As to recommending these books, rarely have I enjoyed reading something so little. Yet both The Dying Animal and Sabbath’s Theater are capably done. The characters are rich and interesting, and the harsh, jaded take on humanity is as humorous as it is dour. Philip Roth is an accomplished writer with a great knowledge of the nuances of people; I just happen to dislike his people. Hating his novels makes me wonder if there’s something wrong with me….

Sam Leith defend books, I applaud

An uplifting and moral article by Sam Leith, the Literary Editor of The Daily Telegraph, a UK newspaper. In “Grand Theft Auto, Twitter and Beowulf all demonstrate that stories will never die,” he defends the strength of the narrative in human culture to the delight of all writers and readers, with emphasis on the unfair attack on books by proponents of modern technology who feel books are antiquary repositories of knowledge.
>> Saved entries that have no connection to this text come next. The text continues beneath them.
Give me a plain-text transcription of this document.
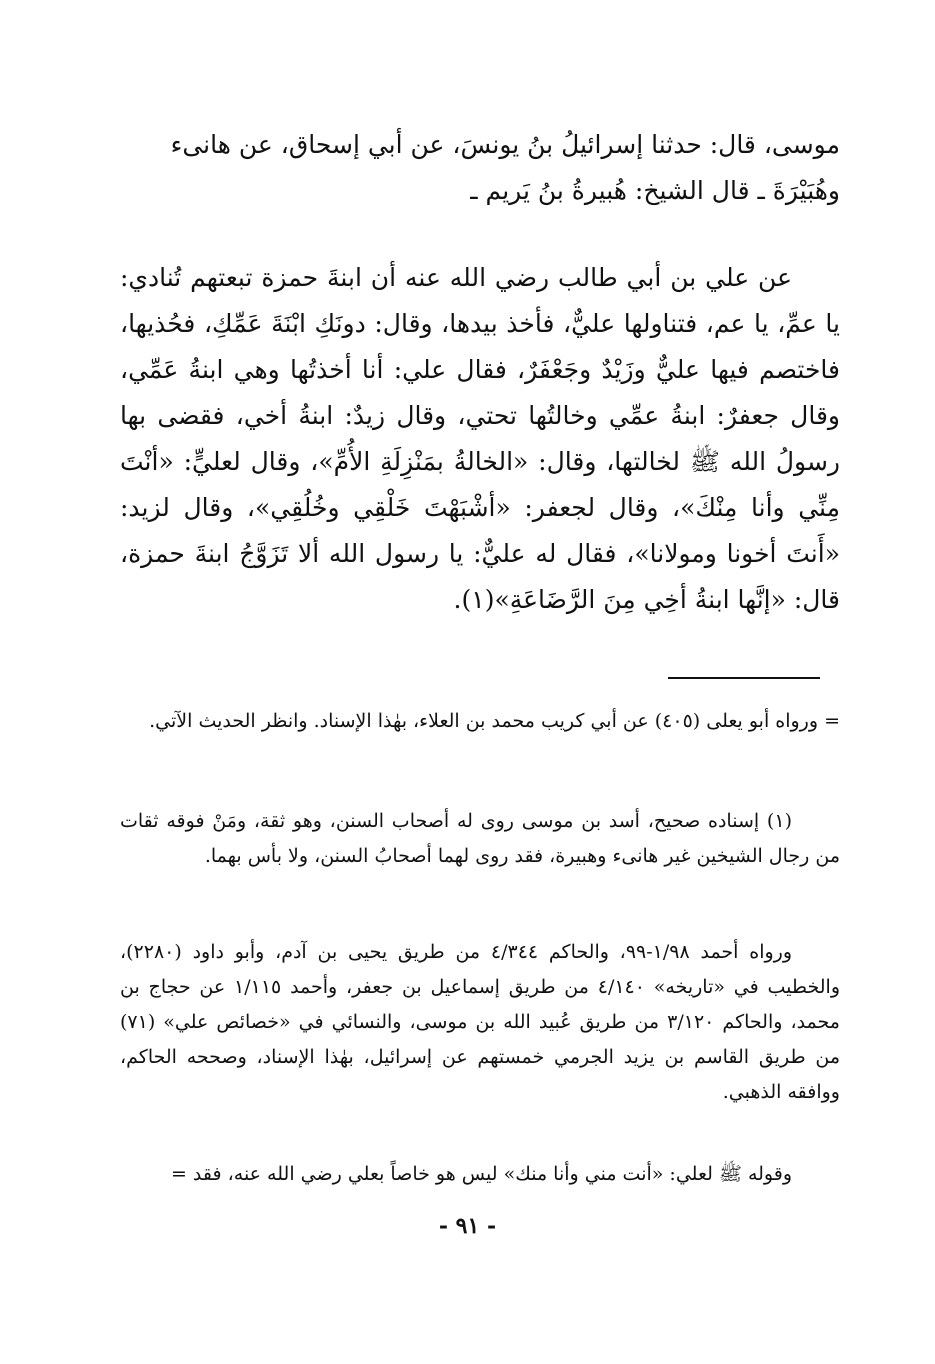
موسى، قال: حدثنا إسرائيلُ بنُ يونسَ، عن أبي إسحاق، عن هانىء

وهُبَيْرَةَ ـ قال الشيخ: هُبيرةُ بنُ يَريم ـ

عن علي بن أبي طالب رضي الله عنه أن ابنةَ حمزة تبعتهم تُنادي: يا عمِّ، يا عم، فتناولها عليٌّ، فأخذ بيدها، وقال: دونَكِ ابْنَةَ عَمِّكِ، فحُذيها، فاختصم فيها عليٌّ وزَيْدٌ وجَعْفَرٌ، فقال علي: أنا أخذتُها وهي ابنةُ عَمِّي، وقال جعفرٌ: ابنةُ عمِّي وخالتُها تحتي، وقال زيدٌ: ابنةُ أخي، فقضى بها رسولُ الله ﷺ لخالتها، وقال: «الخالةُ بمَنْزِلَةِ الأُمِّ»، وقال لعليٍّ: «أنْتَ مِنِّي وأنا مِنْكَ»، وقال لجعفر: «أشْبَهْتَ خَلْقِي وخُلُقِي»، وقال لزيد: «أَنتَ أخونا ومولانا»، فقال له عليٌّ: يا رسول الله ألا تَزَوَّجُ ابنةَ حمزة، قال: «إنَّها ابنةُ أخِي مِنَ الرَّضَاعَةِ»(١).

= ورواه أبو يعلى (٤٠٥) عن أبي كريب محمد بن العلاء، بهٰذا الإسناد. وانظر الحديث الآتي.

(١) إسناده صحيح، أسد بن موسى روى له أصحاب السنن، وهو ثقة، ومَنْ فوقه ثقات من رجال الشيخين غير هانىء وهبيرة، فقد روى لهما أصحابُ السنن، ولا بأس بهما.

ورواه أحمد ١/٩٨-٩٩، والحاكم ٤/٣٤٤ من طريق يحيى بن آدم، وأبو داود (٢٢٨٠)، والخطيب في «تاريخه» ٤/١٤٠ من طريق إسماعيل بن جعفر، وأحمد ١/١١٥ عن حجاج بن محمد، والحاكم ٣/١٢٠ من طريق عُبيد الله بن موسى، والنسائي في «خصائص علي» (٧١) من طريق القاسم بن يزيد الجرمي خمستهم عن إسرائيل، بهٰذا الإسناد، وصححه الحاكم، ووافقه الذهبي.

وقوله ﷺ لعلي: «أنت مني وأنا منك» ليس هو خاصاً بعلي رضي الله عنه، فقد =

- ٩١ -
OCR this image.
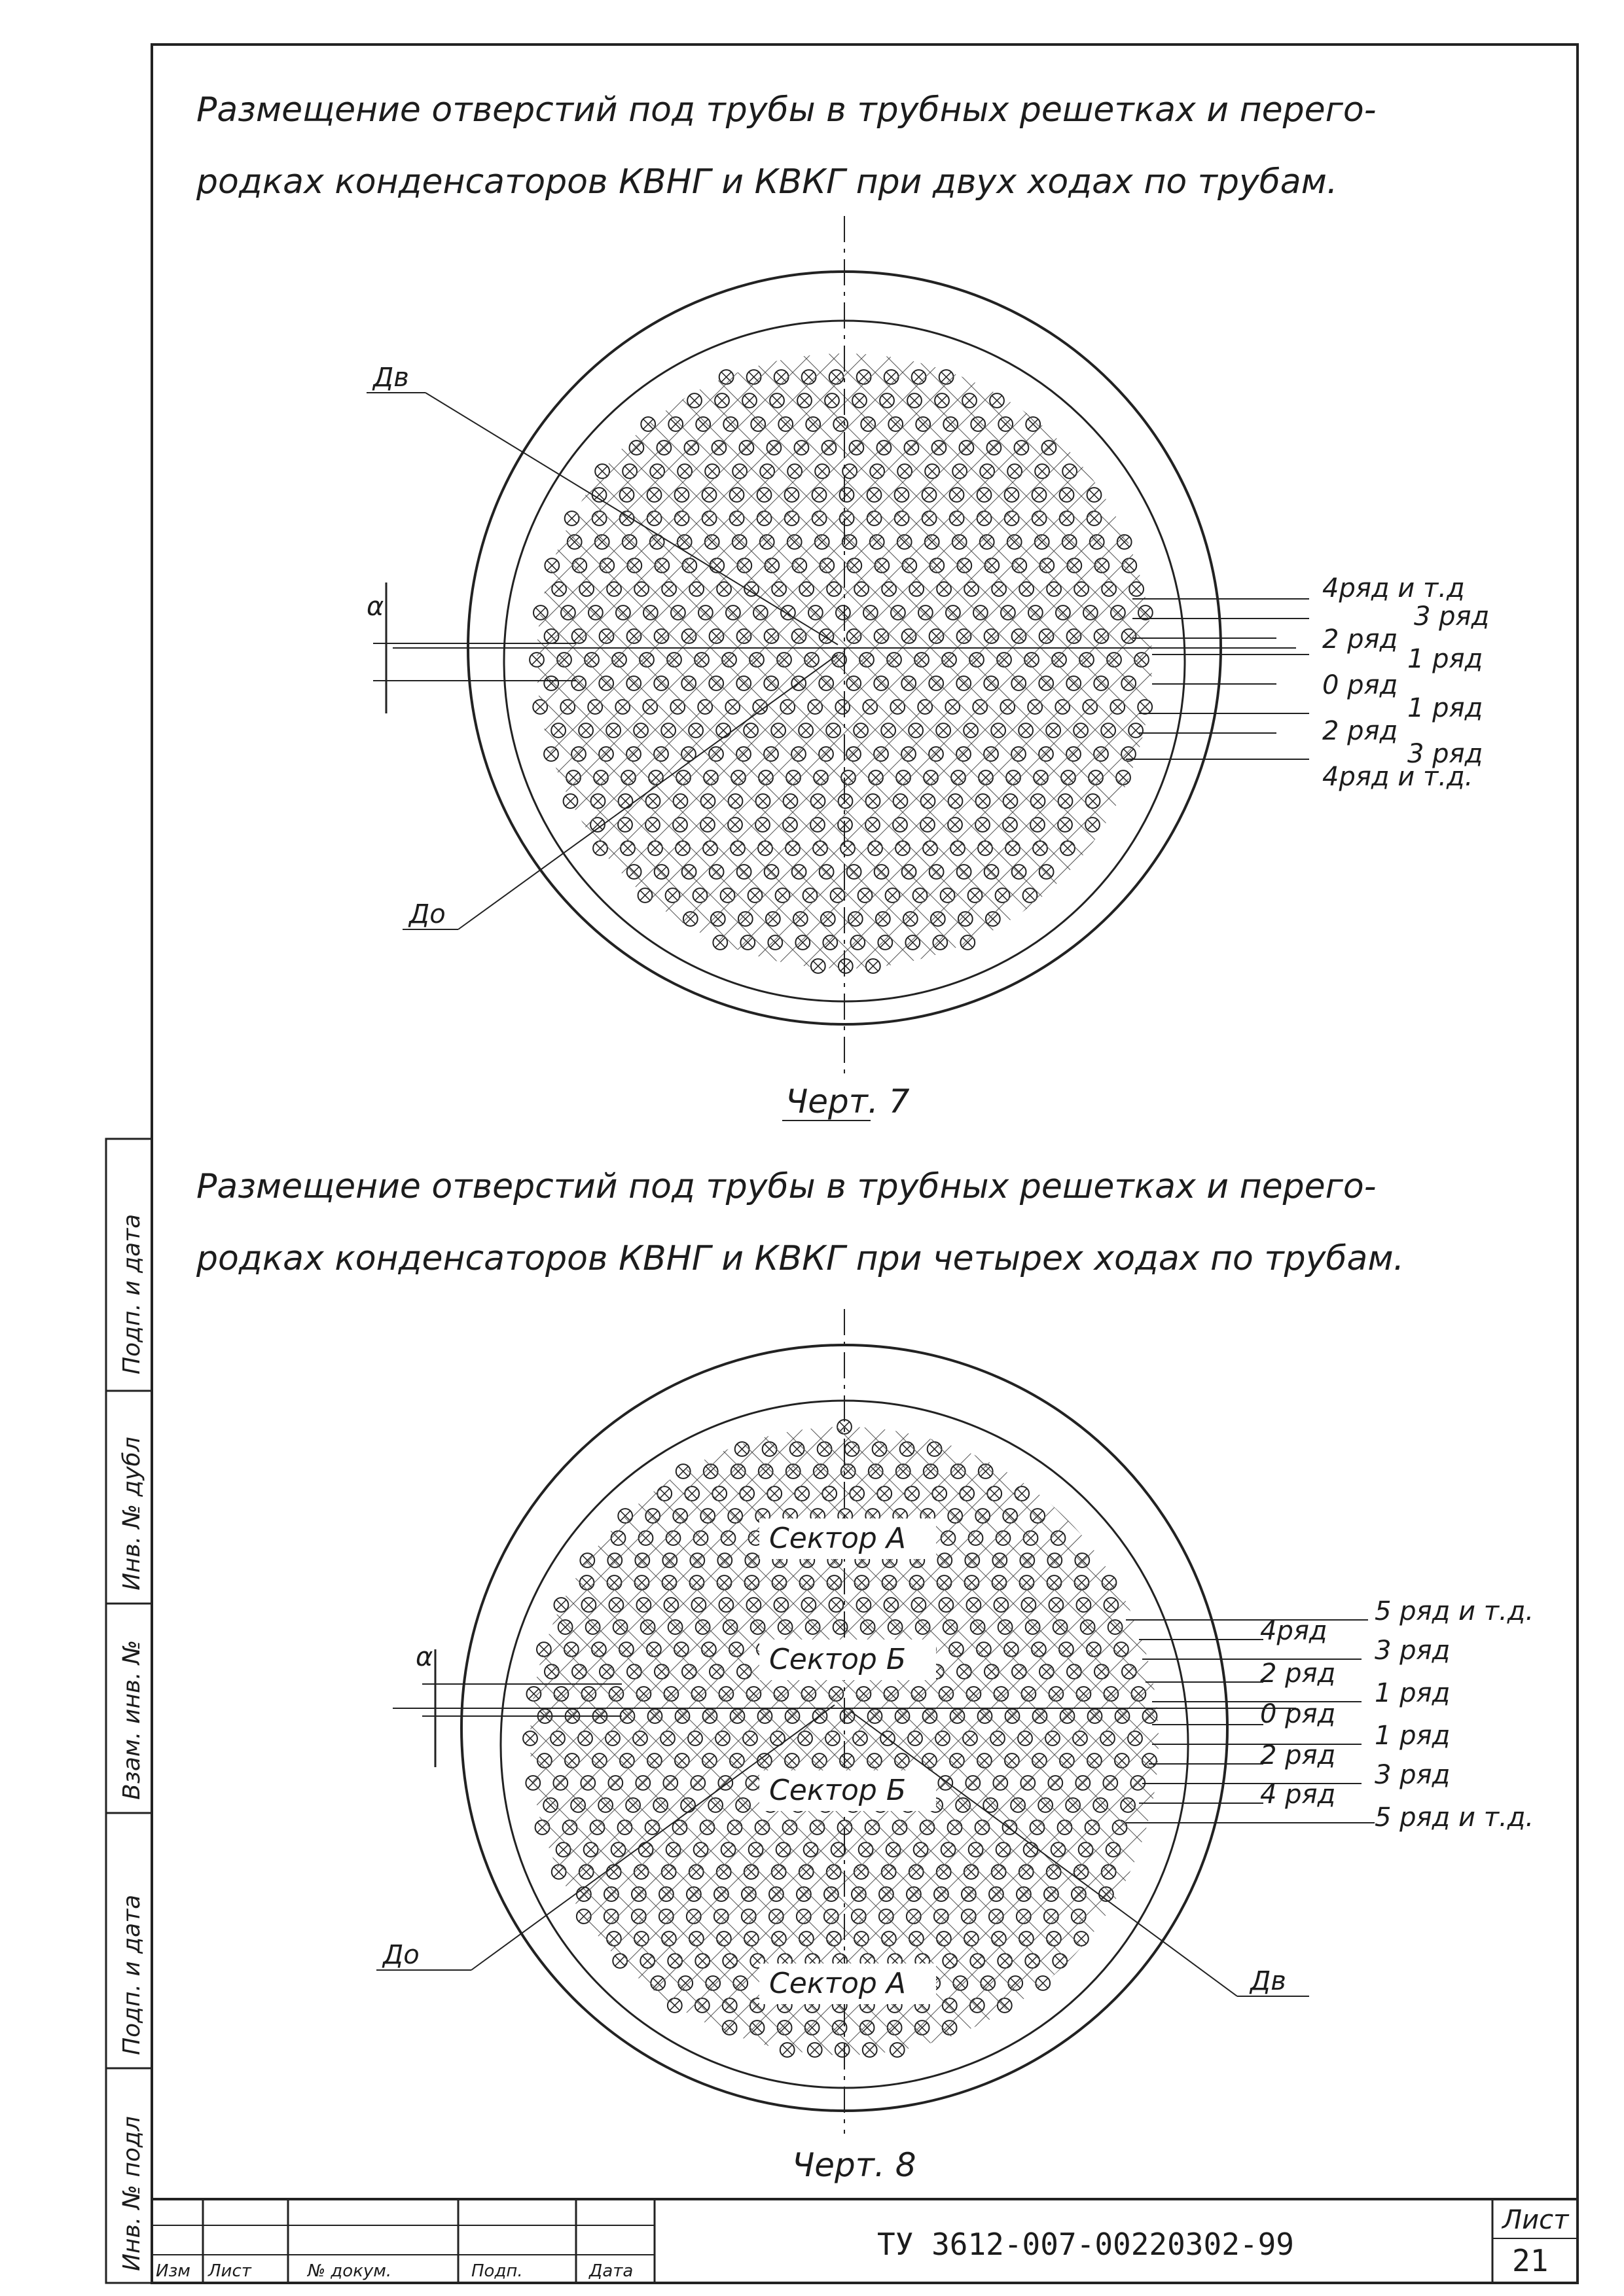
Инв. № подл
Подп. и дата
Взам. инв. №
Инв. № дубл
Подп. и дата
Размещение отверстий под трубы в трубных решетках и перего-
родках конденсаторов КВНГ и КВКГ при двух ходах по трубам.
α
Дв
До
4ряд и т.д
3 ряд
2 ряд
1 ряд
0 ряд
1 ряд
2 ряд
3 ряд
4ряд и т.д.
Черт. 7
Размещение отверстий под трубы в трубных решетках и перего-
родках конденсаторов КВНГ и КВКГ при четырех ходах по трубам.
Сектор А
Сектор Б
Сектор Б
Сектор А
α
До
Дв
5 ряд и т.д.
4ряд
3 ряд
2 ряд
1 ряд
0 ряд
1 ряд
2 ряд
3 ряд
4 ряд
5 ряд и т.д.
Черт. 8
Изм Лист	№ докум.	Подп.	Дата
ТУ 3612-007-00220302-99
Лист
21
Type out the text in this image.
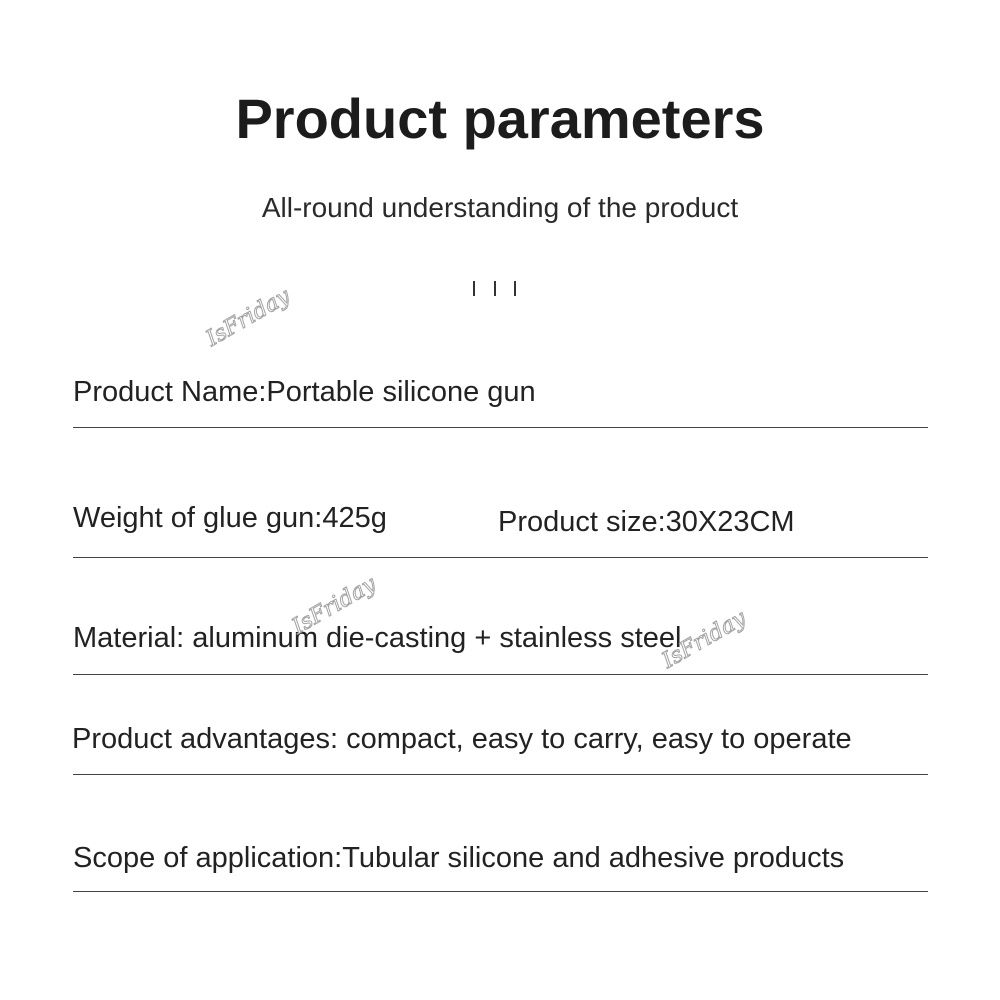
Product parameters
All-round understanding of the product
Product Name:Portable silicone gun
Weight of glue gun:425g	Product size:30X23CM
Material: aluminum die-casting + stainless steel
Product advantages: compact, easy to carry, easy to operate
Scope of application:Tubular silicone and adhesive products
IsFriday
IsFriday
IsFriday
Knowledge and stories come in many shapes and forms. My personal favorite form is a book, and not at all because I’m trying to write one. In anything, I’d say the book form and I have developed a healthy antagonism for just that reason. But the power of the narrative in its classic form is something I consider obvious.
I blog, but I by no means use this platform as write a long story. I use it to connect to other short pieces and to combine word with images and videos. It communicates in a different way by its medium, which is the point, I fancy, of Leith’s piece, which I encourage all with old-fashioned bookish tastes to read.
In a twist on this, check out Pepys’ Diary in online blog format, where each entry in the diary of Samual Pepys from the 1600s is posted daily, so you can follow his story in much the fashion it was written.